En effet, le taximan -nommons-le Abdelmoula- ou plutôt non: nommons-le Bouazza, parce qu’un Abdelmoula devrait faire honneur à son nom et respecter son Seigneur- le taximan avait mis le Coran en bruit de fond dans sa guimbarde. Nous étions donc quatre dans cette Dacia: Bouazza, la voix lointaine de sa femme -nommons-la Daouia- votre serviteur effaré et la Parole de Dieu.
Ce qui donnait:
- Louange à Dieu…
- Wal’ bota, idiote, l’bota!
- … qui a révélé à Son serviteur le Livre…
- Quoi? Qu’est-ce qu’il y a?
- … et n’y a point introduit d’ambiguïté…
- L’bota!
- … parfaitement clair pour avertir d’une sévère punition…
- Quoi, l’bota? Qu’est-ce t’as à me casser les oreilles de si bon matin? Sabbehna ‘allah!
- … et pour annoncer aux croyants qui font belle œuvre…
- Tu l’as achetée chez L’houari!
- … qu’il y aura pour eux belle récompense…
- Et alors? Y a pas d’gaz dedans?
- … où ils demeureront éternellement…
- Je t’avais dit de l’acheter chez le Berbère! (Se retournant.) Et toi, tu vas où?
- … et pour avertir ceux qui disent que Dieu s’est donné un fils…
- L’houari ou le Berbère, quelle différence? B’hal b’hal! L’gaz, l’gaz!
- Je vais à Anfa. Et c’est interdit de parler dans le portable et de conduire en même temps.
- Ni eux ni leurs ancêtres n’en savent rien.
- L’houari cheffar, le Berbère ma’qoul! (Se retournant derechef.) Je parle à ma femme, ounta iih?
- Quelle monstrueuse parole qui sort de leurs bouches!
- L’houari n’est pas un voleur! Tu oublies que c’est le cousin de L’hachmia?

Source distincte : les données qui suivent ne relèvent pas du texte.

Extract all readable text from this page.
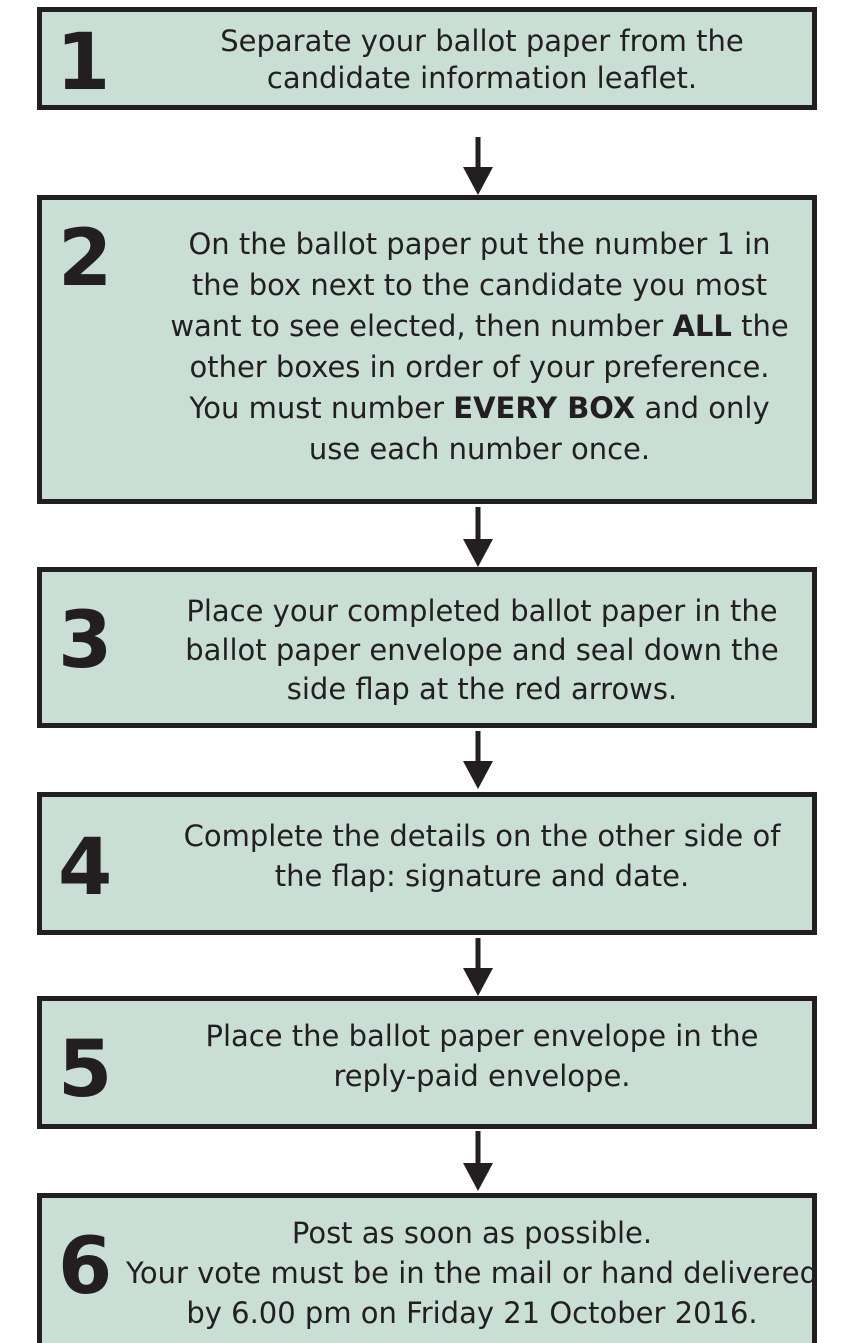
1	Separate your ballot paper from the
candidate information leaflet.
2	On the ballot paper put the number 1 in
the box next to the candidate you most
want to see elected, then number ALL the
other boxes in order of your preference.
You must number EVERY BOX and only
use each number once.
3	Place your completed ballot paper in the
ballot paper envelope and seal down the
side flap at the red arrows.
4	Complete the details on the other side of
the flap: signature and date.
5	Place the ballot paper envelope in the
reply-paid envelope.
6	Post as soon as possible.
Your vote must be in the mail or hand delivered
by 6.00 pm on Friday 21 October 2016.
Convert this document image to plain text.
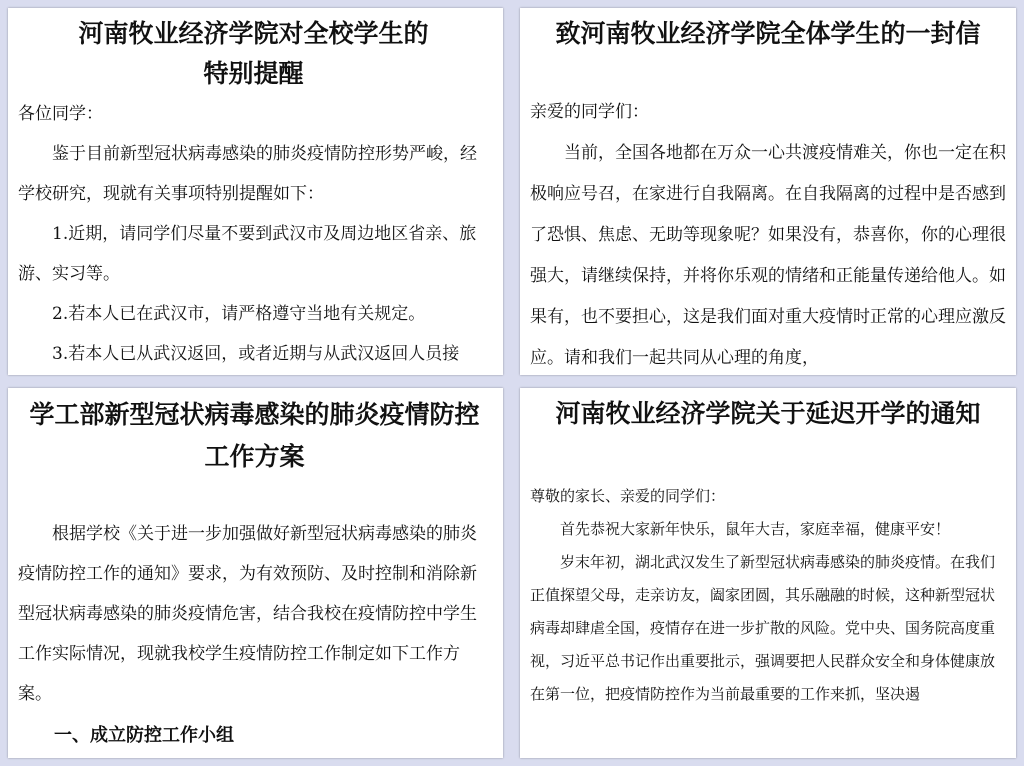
河南牧业经济学院对全校学生的
特别提醒

各位同学：

鉴于目前新型冠状病毒感染的肺炎疫情防控形势严峻，经学校研究，现就有关事项特别提醒如下：

1.近期，请同学们尽量不要到武汉市及周边地区省亲、旅游、实习等。

2.若本人已在武汉市，请严格遵守当地有关规定。

3.若本人已从武汉返回，或者近期与从武汉返回人员接

致河南牧业经济学院全体学生的一封信

亲爱的同学们：

当前，全国各地都在万众一心共渡疫情难关，你也一定在积极响应号召，在家进行自我隔离。在自我隔离的过程中是否感到了恐惧、焦虑、无助等现象呢？如果没有，恭喜你，你的心理很强大，请继续保持，并将你乐观的情绪和正能量传递给他人。如果有，也不要担心，这是我们面对重大疫情时正常的心理应激反应。请和我们一起共同从心理的角度，

学工部新型冠状病毒感染的肺炎疫情防控
工作方案

根据学校《关于进一步加强做好新型冠状病毒感染的肺炎疫情防控工作的通知》要求，为有效预防、及时控制和消除新型冠状病毒感染的肺炎疫情危害，结合我校在疫情防控中学生工作实际情况，现就我校学生疫情防控工作制定如下工作方案。

一、成立防控工作小组

河南牧业经济学院关于延迟开学的通知

尊敬的家长、亲爱的同学们：

首先恭祝大家新年快乐，鼠年大吉，家庭幸福，健康平安！

岁末年初，湖北武汉发生了新型冠状病毒感染的肺炎疫情。在我们正值探望父母，走亲访友，阖家团圆，其乐融融的时候，这种新型冠状病毒却肆虐全国，疫情存在进一步扩散的风险。党中央、国务院高度重视，习近平总书记作出重要批示，强调要把人民群众安全和身体健康放在第一位，把疫情防控作为当前最重要的工作来抓，坚决遏
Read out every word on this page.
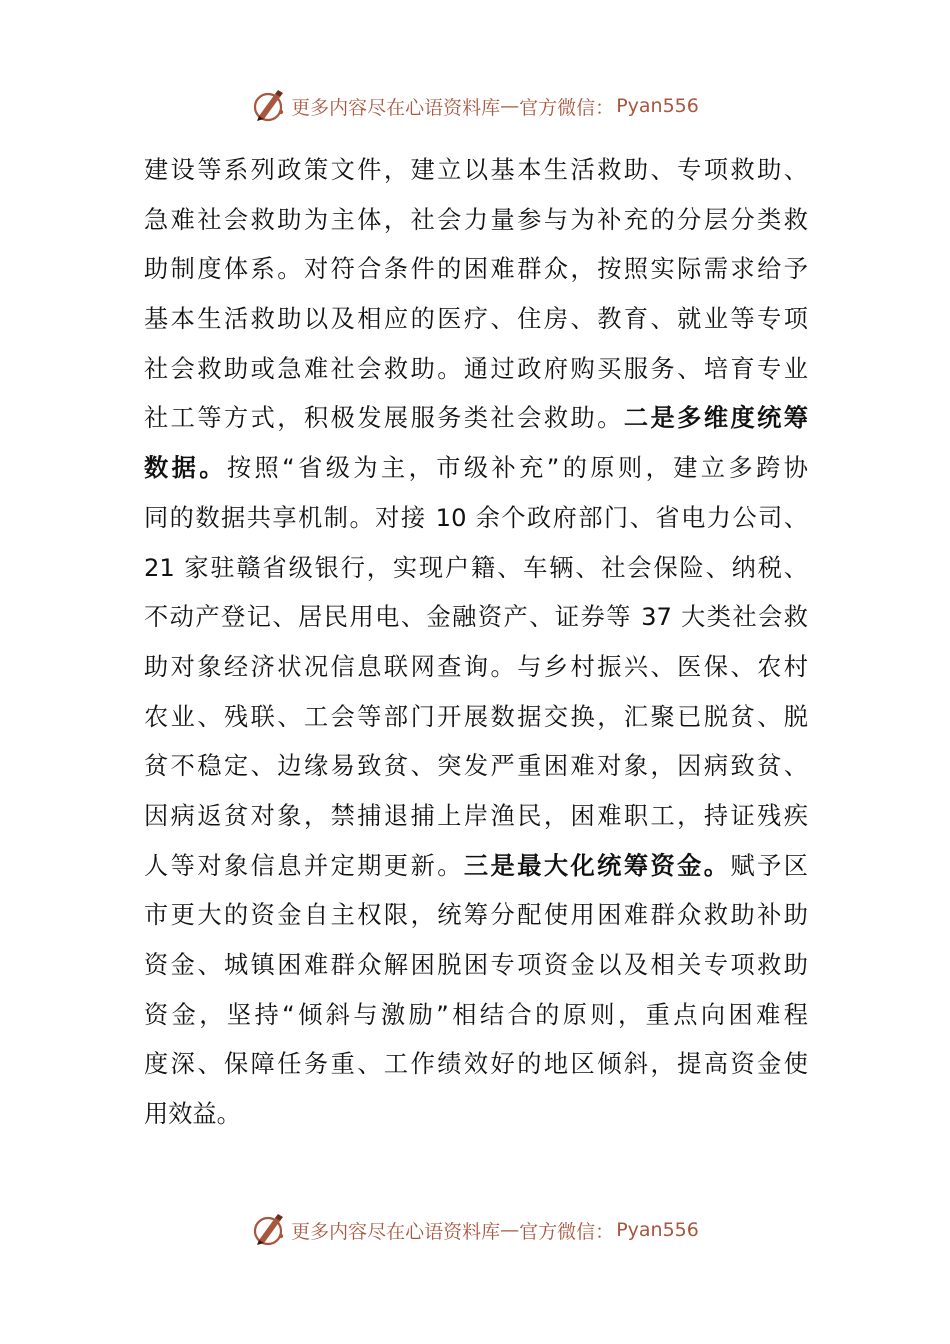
更多内容尽在心语资料库 — 官方微信： Pyan556
建设等系列政策文件，建立以基本生活救助、专项救助、
急难社会救助为主体，社会力量参与为补充的分层分类救
助制度体系。对符合条件的困难群众，按照实际需求给予
基本生活救助以及相应的医疗、住房、教育、就业等专项
社会救助或急难社会救助。通过政府购买服务、培育专业
社工等方式，积极发展服务类社会救助。二是多维度统筹
数据。按照“省级为主，市级补充”的原则，建立多跨协
同的数据共享机制。对接 10 余个政府部门、省电力公司、
21 家驻赣省级银行，实现户籍、车辆、社会保险、纳税、
不动产登记、居民用电、金融资产、证券等 37 大类社会救
助对象经济状况信息联网查询。与乡村振兴、医保、农村
农业、残联、工会等部门开展数据交换，汇聚已脱贫、脱
贫不稳定、边缘易致贫、突发严重困难对象，因病致贫、
因病返贫对象，禁捕退捕上岸渔民，困难职工，持证残疾
人等对象信息并定期更新。三是最大化统筹资金。赋予区
市更大的资金自主权限，统筹分配使用困难群众救助补助
资金、城镇困难群众解困脱困专项资金以及相关专项救助
资金，坚持“倾斜与激励”相结合的原则，重点向困难程
度深、保障任务重、工作绩效好的地区倾斜，提高资金使
用效益。
更多内容尽在心语资料库 — 官方微信： Pyan556
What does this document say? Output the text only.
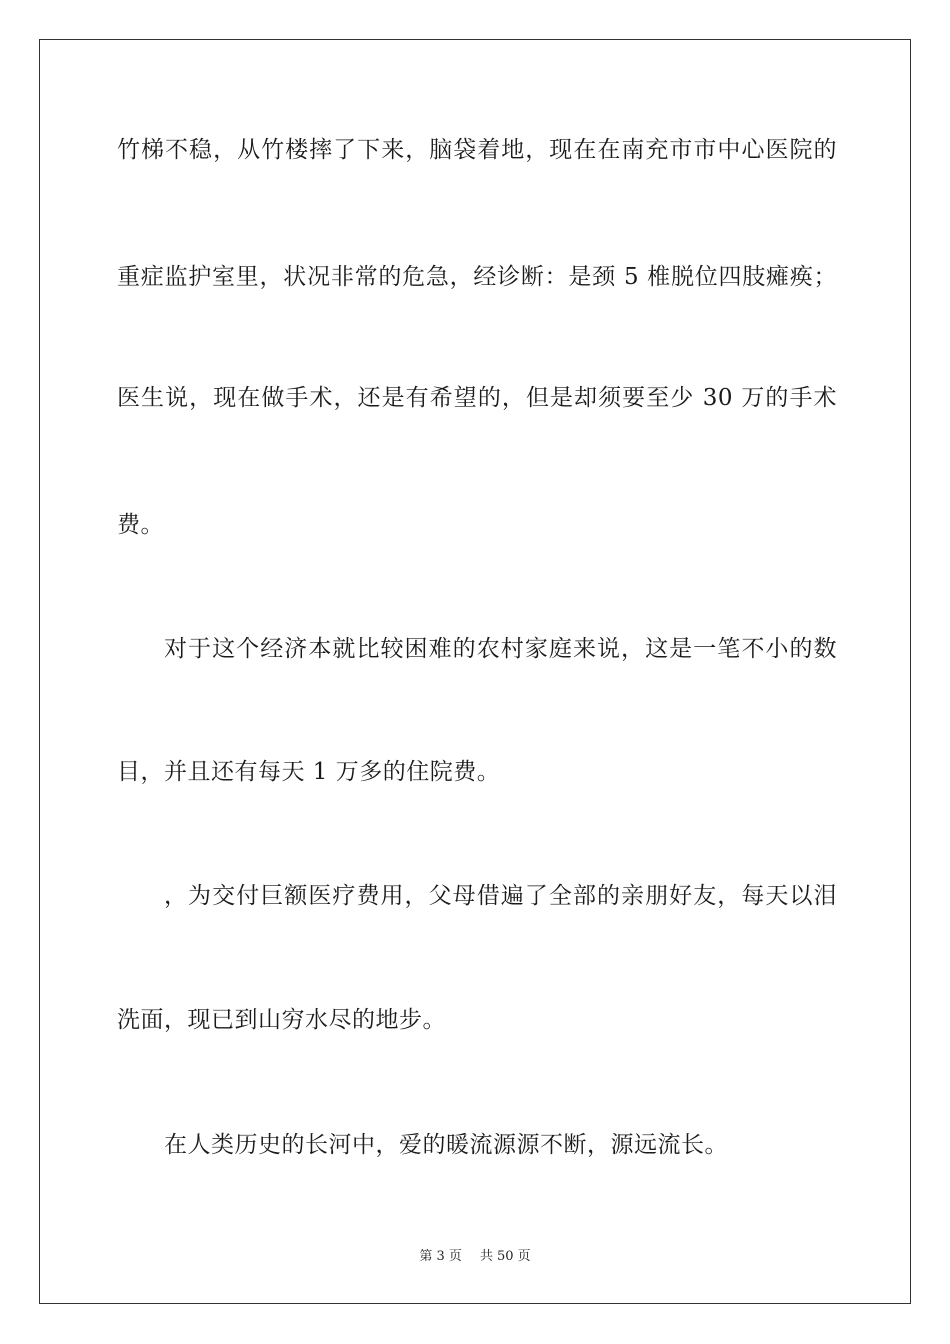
竹梯不稳，从竹楼摔了下来，脑袋着地，现在在南充市市中心医院的
重症监护室里，状况非常的危急，经诊断：是颈 5 椎脱位四肢瘫痪；
医生说，现在做手术，还是有希望的，但是却须要至少 30 万的手术
费。
对于这个经济本就比较困难的农村家庭来说，这是一笔不小的数
目，并且还有每天 1 万多的住院费。
，为交付巨额医疗费用，父母借遍了全部的亲朋好友，每天以泪
洗面，现已到山穷水尽的地步。
在人类历史的长河中，爱的暖流源源不断，源远流长。
第 3 页 共 50 页
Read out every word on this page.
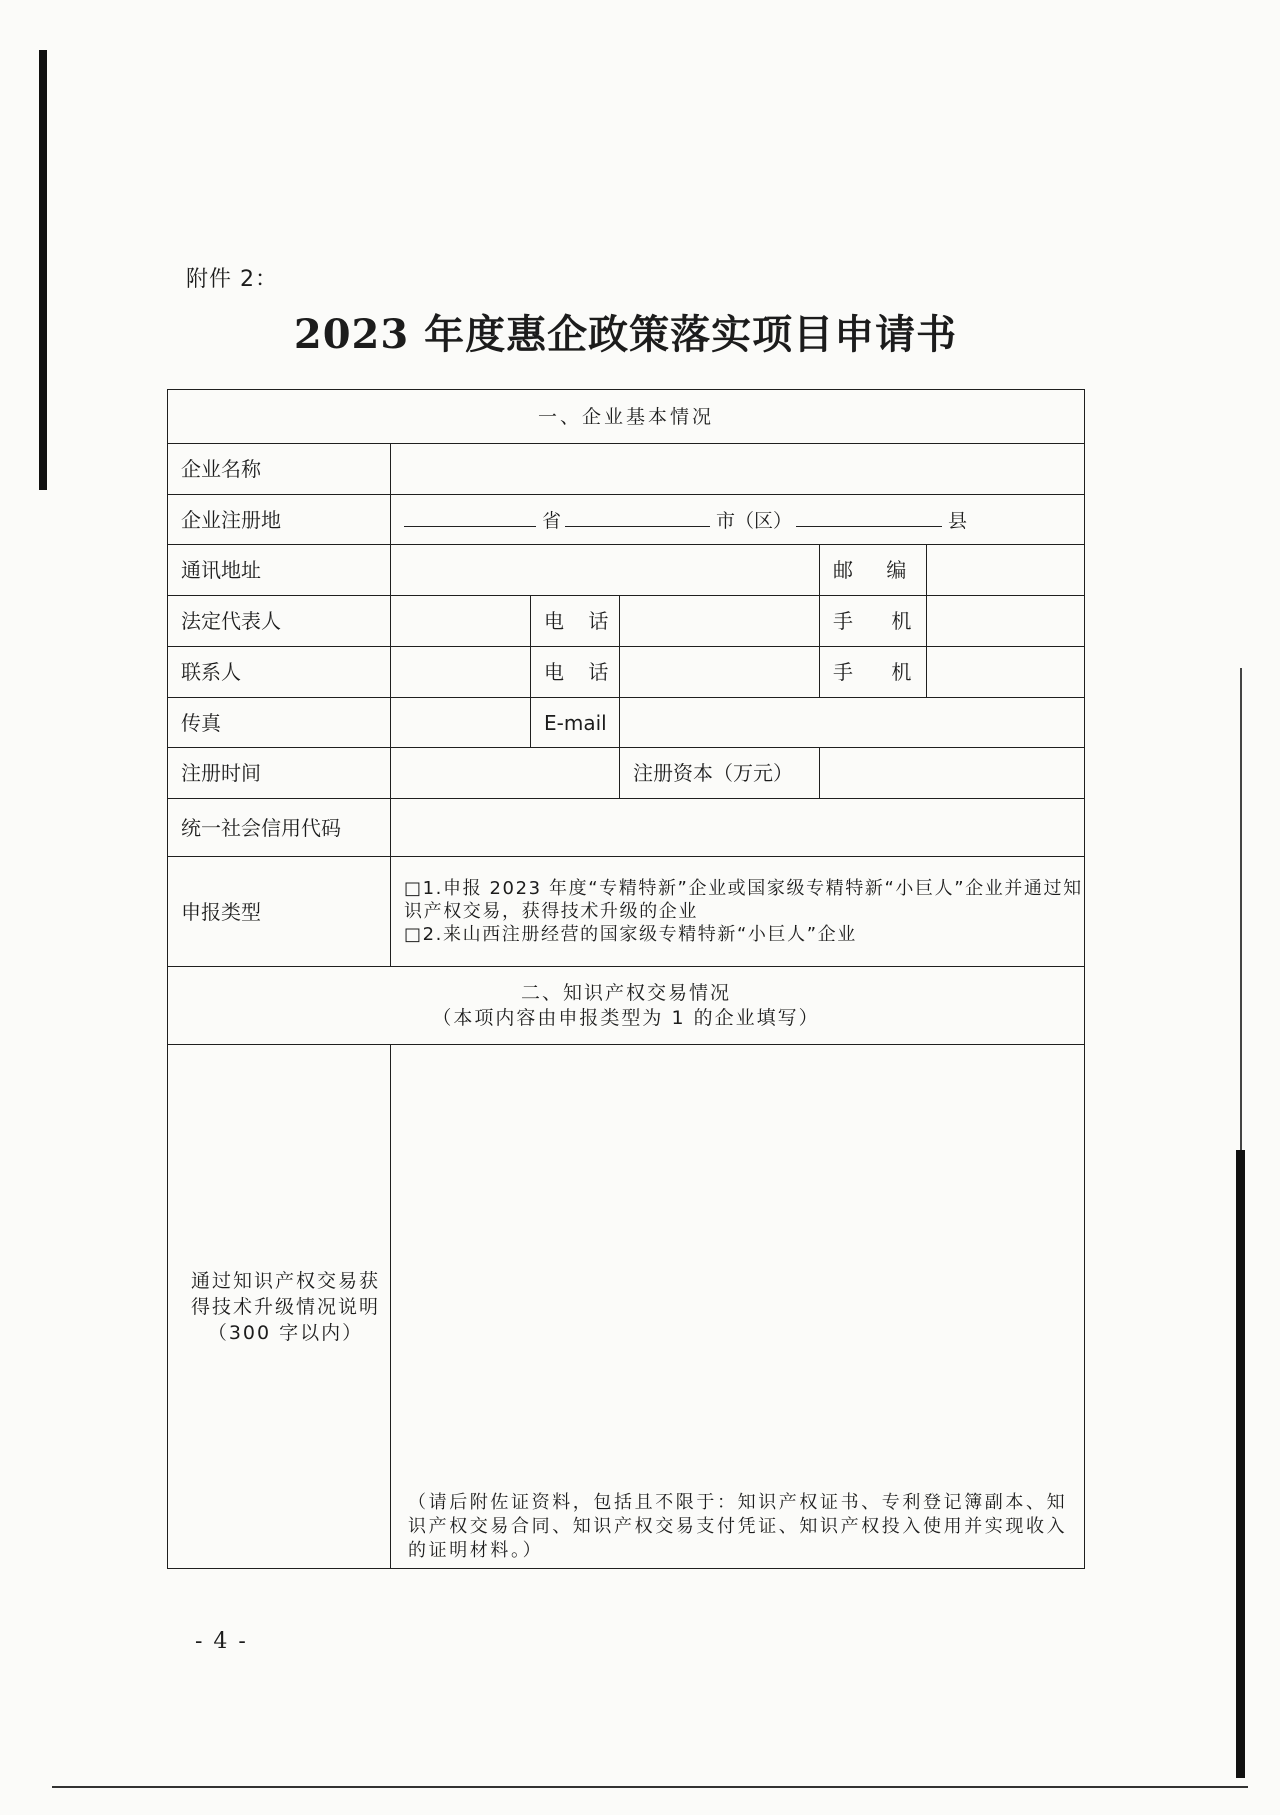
附件 2：
2023 年度惠企政策落实项目申请书
一、企业基本情况					
企业名称					
企业注册地	省 市（区） 县				
通讯地址				邮 编	
法定代表人		电 话		手 机	
联系人		电 话		手 机	
传真		E-mail			
注册时间			注册资本（万元）		
统一社会信用代码					
申报类型	□1.申报 2023 年度“专精特新”企业或国家级专精特新“小巨人”企业并通过知识产权交易，获得技术升级的企业
□2.来山西注册经营的国家级专精特新“小巨人”企业				

二、知识产权交易情况
（本项内容由申报类型为 1 的企业填写）					

通过知识产权交易获
得技术升级情况说明
（300 字以内）	（请后附佐证资料，包括且不限于：知识产权证书、专利登记簿副本、知识产权交易合同、知识产权交易支付凭证、知识产权投入使用并实现收入的证明材料。）				
- 4 -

- Ce qu’ils disent n’est que mensonge.
- Arrête immédiatement ton taxi, je vais en prendre un autre.
- Tu vas peut-être te consumer de chagrin, ô Prophète…
- C’est le Berbère qui me semble suspect.
- … ils se détournent de toi et ne te croient pas…
- OK, je te dépose, mais tu me paies une course entière.
- Nous avons placé ce qu’il y a sur la Terre pour l’embellir…
- Tu veux que j’appelle un policier?
- Wa errajel, ho, pourquoi tu ne me réponds plus?
- … afin d’éprouver qui d’entre eux est le meilleur…
- Attends, femme, je termine avec ce gaouri et je vais en finir définitivement avec toi.
- Puis Nous allons transformer sa surface en un sol aride…
- Qui est-ce que tu traites de gaouri? Etc.
Bref, vous voyez la situation.
Il y a quelques mois, je me trouvais dans un magasin de chaussures à Marrakech, en face du Carré Eden. La sono mal réglée crachotait des versets du Coran. Deux vendeuses bavardaient en riant. Le planton, sur le pas de la porte, reluquait les passantes, l’œil égrillard. Un type à moustache, qui semblait être le patron, consultait son portable -une danse de Shakira? Le jeune homme qui essayait de me fourguer deux morceaux de pneu en les faisant passer pour des bottines italiennes sifflotait en me martyrisant les pieds.
Qui écoutait la Parole de Dieu? Personne.
Donc le Coran n’était là que comme musak, comme bruit de fond.
Et voici le plus extraordinaire: si j’avais demandé à Bouazza le Casaoui mal luné ou au patron marrakchi du magasin de chaussures d’arrêter le sacrilège et de mettre plutôt de la musique, ils seraient immédiatement montés sur leurs grands chevaux en braillant: «Nous sommes Musulmans! Mal’k? Tu es athée?»
Ils seraient bien étonnés d’apprendre que ce n’est pas parce qu’on met le Coran en haut-parleur qu’on est Musulman.
On les étonnerait encore plus en leur disant ceci: les mécréants, ce sont eux -et non pas celui qui leur demande de ne pas faire du Coran une simple tapisserie sonore que personne n’écoute vraiment.